The competition within the automotive industry is increasing. It is therefore important to reduce the resources and time spent on developing new vehicles. A significant part of the development is the chassis tuning which consumes a lot of time and resources. Dampers have a key role in chassis tuning and a better understanding of how the level of damping affects the vehicle behaviour could reduce both the number of prototypes built and the time spent on chassis tuning. This thesis investigates the possibility to develop a tool which captures the vehicle behaviour accurately enough to be used for choosing damper levels in the concept phase and as an aid in the tuning of dampers.
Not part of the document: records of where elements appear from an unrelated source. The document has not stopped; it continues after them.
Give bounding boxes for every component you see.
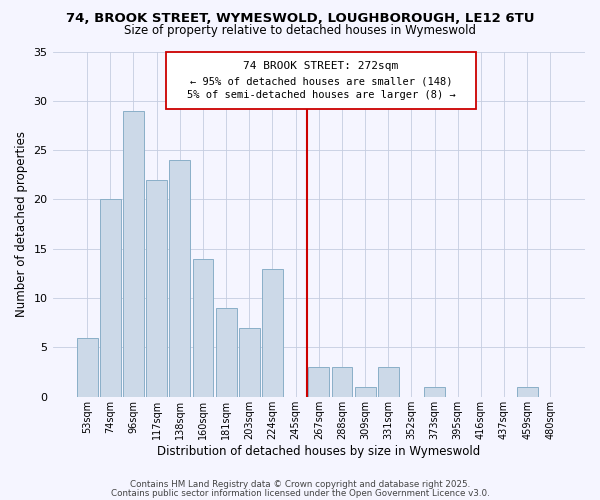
Bar: [146, 180, 167, 397]
Text: 5% of semi-detached houses are larger (8) →: 5% of semi-detached houses are larger (8…: [187, 90, 455, 100]
Bar: [517, 387, 538, 397]
FancyBboxPatch shape: [166, 52, 476, 108]
Bar: [100, 200, 121, 397]
Bar: [77, 338, 98, 397]
Text: 74, BROOK STREET, WYMESWOLD, LOUGHBOROUGH, LE12 6TU: 74, BROOK STREET, WYMESWOLD, LOUGHBOROUG…: [66, 12, 534, 26]
Bar: [355, 387, 376, 397]
Bar: [239, 328, 260, 397]
Bar: [262, 268, 283, 397]
Bar: [424, 387, 445, 397]
Bar: [216, 308, 236, 397]
Text: Contains HM Land Registry data © Crown copyright and database right 2025.: Contains HM Land Registry data © Crown c…: [130, 480, 470, 489]
Bar: [193, 258, 214, 397]
Y-axis label: Number of detached properties: Number of detached properties: [15, 131, 28, 317]
Bar: [123, 110, 144, 397]
Text: ← 95% of detached houses are smaller (148): ← 95% of detached houses are smaller (14…: [190, 76, 452, 86]
Text: Size of property relative to detached houses in Wymeswold: Size of property relative to detached ho…: [124, 24, 476, 37]
Text: Contains public sector information licensed under the Open Government Licence v3: Contains public sector information licen…: [110, 489, 490, 498]
Bar: [378, 367, 398, 397]
Text: 74 BROOK STREET: 272sqm: 74 BROOK STREET: 272sqm: [244, 62, 399, 72]
Bar: [332, 367, 352, 397]
Bar: [308, 367, 329, 397]
Bar: [169, 160, 190, 397]
X-axis label: Distribution of detached houses by size in Wymeswold: Distribution of detached houses by size …: [157, 444, 481, 458]
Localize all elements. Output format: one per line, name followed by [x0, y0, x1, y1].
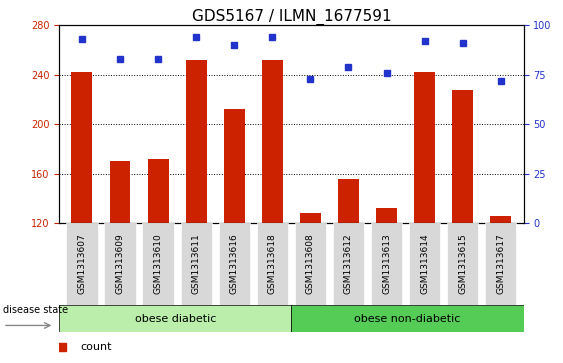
- FancyBboxPatch shape: [409, 223, 440, 305]
- FancyBboxPatch shape: [295, 223, 326, 305]
- Text: GSM1313609: GSM1313609: [115, 234, 124, 294]
- Bar: [262, 60, 283, 223]
- FancyBboxPatch shape: [333, 223, 364, 305]
- FancyBboxPatch shape: [447, 223, 479, 305]
- FancyBboxPatch shape: [66, 223, 97, 305]
- Text: GSM1313617: GSM1313617: [496, 234, 505, 294]
- FancyBboxPatch shape: [181, 223, 212, 305]
- Text: GSM1313613: GSM1313613: [382, 234, 391, 294]
- FancyBboxPatch shape: [218, 223, 250, 305]
- Bar: [338, 179, 359, 223]
- Text: GSM1313614: GSM1313614: [420, 234, 429, 294]
- Text: GSM1313618: GSM1313618: [268, 234, 277, 294]
- Text: GSM1313611: GSM1313611: [191, 234, 200, 294]
- Text: count: count: [81, 342, 111, 352]
- Text: obese diabetic: obese diabetic: [135, 314, 216, 323]
- Bar: [452, 90, 473, 223]
- FancyBboxPatch shape: [59, 305, 292, 332]
- Bar: [186, 60, 207, 223]
- FancyBboxPatch shape: [371, 223, 402, 305]
- Text: GSM1313608: GSM1313608: [306, 234, 315, 294]
- Text: GSM1313616: GSM1313616: [230, 234, 239, 294]
- Text: GSM1313612: GSM1313612: [344, 234, 353, 294]
- Bar: [224, 110, 245, 223]
- FancyBboxPatch shape: [142, 223, 174, 305]
- Text: disease state: disease state: [3, 305, 68, 315]
- Text: obese non-diabetic: obese non-diabetic: [354, 314, 461, 323]
- FancyBboxPatch shape: [104, 223, 136, 305]
- Bar: [72, 72, 92, 223]
- Bar: [414, 72, 435, 223]
- Bar: [148, 159, 168, 223]
- Bar: [300, 213, 321, 223]
- Bar: [490, 216, 511, 223]
- FancyBboxPatch shape: [485, 223, 516, 305]
- FancyBboxPatch shape: [292, 305, 524, 332]
- FancyBboxPatch shape: [257, 223, 288, 305]
- Title: GDS5167 / ILMN_1677591: GDS5167 / ILMN_1677591: [191, 9, 391, 25]
- Text: GSM1313610: GSM1313610: [154, 234, 163, 294]
- Text: GSM1313607: GSM1313607: [78, 234, 87, 294]
- Text: GSM1313615: GSM1313615: [458, 234, 467, 294]
- Bar: [376, 208, 397, 223]
- Bar: [110, 162, 131, 223]
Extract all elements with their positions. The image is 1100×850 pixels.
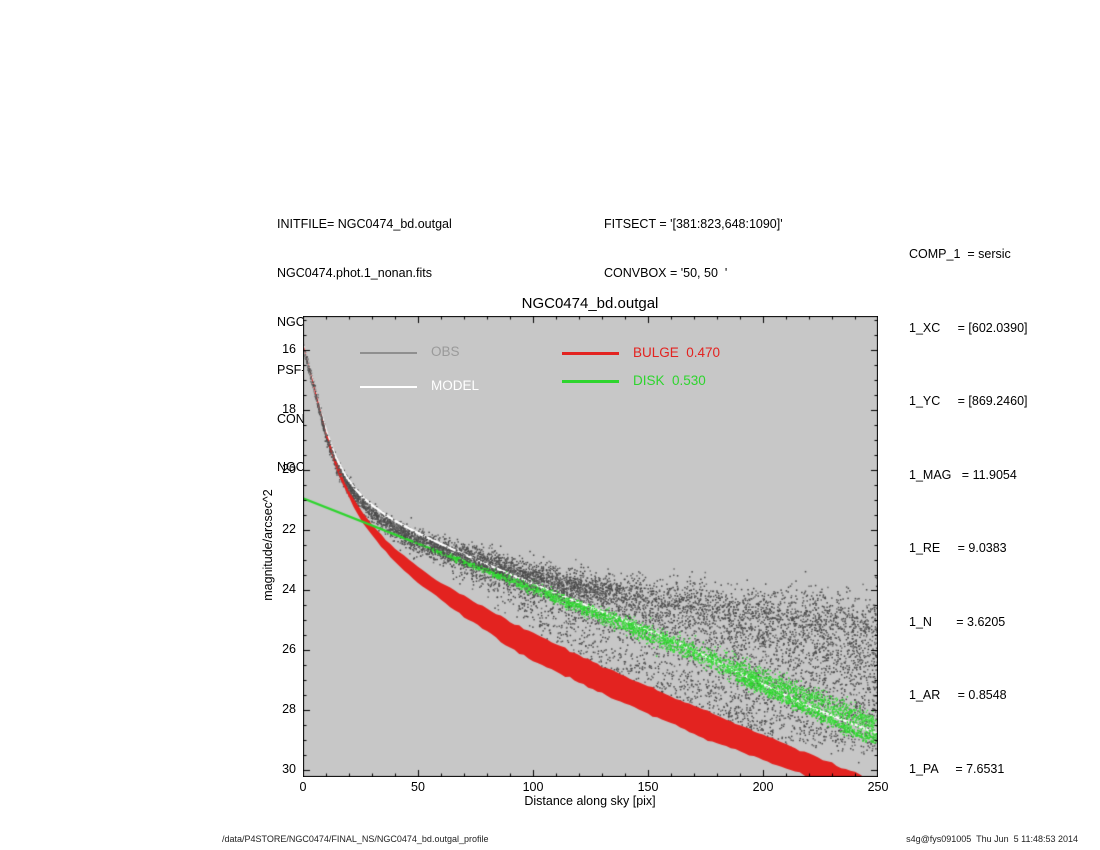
legend-obs-line (360, 352, 417, 354)
y-tick-label: 20 (282, 462, 296, 476)
fit-param-line: COMP_2 = expdisk (909, 845, 1028, 850)
x-tick-label: 150 (637, 780, 659, 794)
fit-param-line: 1_XC = [602.0390] (909, 320, 1028, 335)
fit-param-line: COMP_1 = sersic (909, 247, 1011, 261)
legend-bulge-label: BULGE 0.470 (633, 345, 721, 360)
legend-model-line (360, 386, 417, 388)
plot-title: NGC0474_bd.outgal (521, 295, 659, 312)
x-tick-label: 100 (522, 780, 544, 794)
profile-plot-canvas (303, 316, 878, 777)
y-tick-label: 24 (282, 582, 296, 596)
fit-param-line: 1_PA = 7.6531 (909, 761, 1005, 776)
fit-param-line: 1_MAG = 11.9054 (909, 467, 1017, 482)
y-tick-label: 30 (282, 762, 296, 776)
y-tick-label: 28 (282, 702, 296, 716)
fit-meta-line: FITSECT = '[381:823,648:1090]' (604, 217, 783, 232)
y-tick-label: 18 (282, 402, 296, 416)
user-timestamp-footer: s4g@fys091005 Thu Jun 5 11:48:53 2014 (906, 834, 1078, 844)
fit-param-line: 1_AR = 0.8548 (909, 688, 1007, 702)
legend-bulge-line (562, 352, 619, 355)
x-axis-label: Distance along sky [pix] (524, 794, 656, 808)
legend-disk-label: DISK 0.530 (633, 373, 706, 388)
fit-param-line: 1_N = 3.6205 (909, 614, 1006, 629)
y-tick-label: 26 (282, 642, 296, 656)
legend-obs-label: OBS (431, 344, 460, 359)
x-tick-label: 50 (411, 780, 425, 794)
x-tick-label: 0 (299, 780, 307, 794)
x-tick-label: 250 (867, 780, 889, 794)
fit-param-line: 1_YC = [869.2460] (909, 394, 1028, 408)
input-file-line: NGC0474.phot.1_nonan.fits (277, 266, 432, 281)
fit-meta-line: CONVBOX = '50, 50 ' (604, 266, 728, 281)
y-tick-label: 22 (282, 522, 296, 536)
fit-param-line: 1_RE = 9.0383 (909, 541, 1007, 555)
output-path-footer: /data/P4STORE/NGC0474/FINAL_NS/NGC0474_b… (222, 834, 489, 844)
legend-model-label: MODEL (431, 378, 480, 393)
fit-parameters-panel: COMP_1 = sersic 1_XC = [602.0390] 1_YC =… (909, 193, 1028, 850)
y-axis-label: magnitude/arcsec^2 (261, 489, 275, 601)
y-tick-label: 16 (282, 342, 296, 356)
input-file-line: INITFILE= NGC0474_bd.outgal (277, 217, 452, 232)
x-tick-label: 200 (752, 780, 774, 794)
legend-disk-line (562, 380, 619, 383)
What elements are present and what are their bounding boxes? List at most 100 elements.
A Simulink model was developed together with a graphical user interface allowing the user to easily change the level of damping and run simulations. In order to validate the model and see how changes to the level of damping affect the vehicle behaviour, both subjective and objective tests were performed for different damper configurations. It was found that the changes in vehicle behaviour for the various damper levels had a good correlation between the simulation model and the results from the physical tests. However in absolute numbers differences were found between simulations and objective tests. In order to verify the simulation model a limited number of objective tests are required. The tested vehicle should also be measured properly in order to receive better input data to the simulation model.The study found that the pitch balance in the vehicle is mostly affected by the difference in compression and rebound damping between the front and rear dampers. Lower damping at low vertical wheel velocities has a negative impact on roll control. This can to a limited extent be compensated with higher roll stiffness. A good balance between the front and rear damping is also required in order to have good connection to the road and make the vehicle feel more comfortable. The subjective and objective evaluation showed that it might be the time lag between lateral acceleration and steering wheel angle is a good indication of the vehicles turn-in capabilities and that the roll angle time lag determines the response. However more objective and subjective tests are required in order to confirm this connection. A better understanding of how to define good vehicle behaviour objectively is also required if the tool should be used in the concept phase.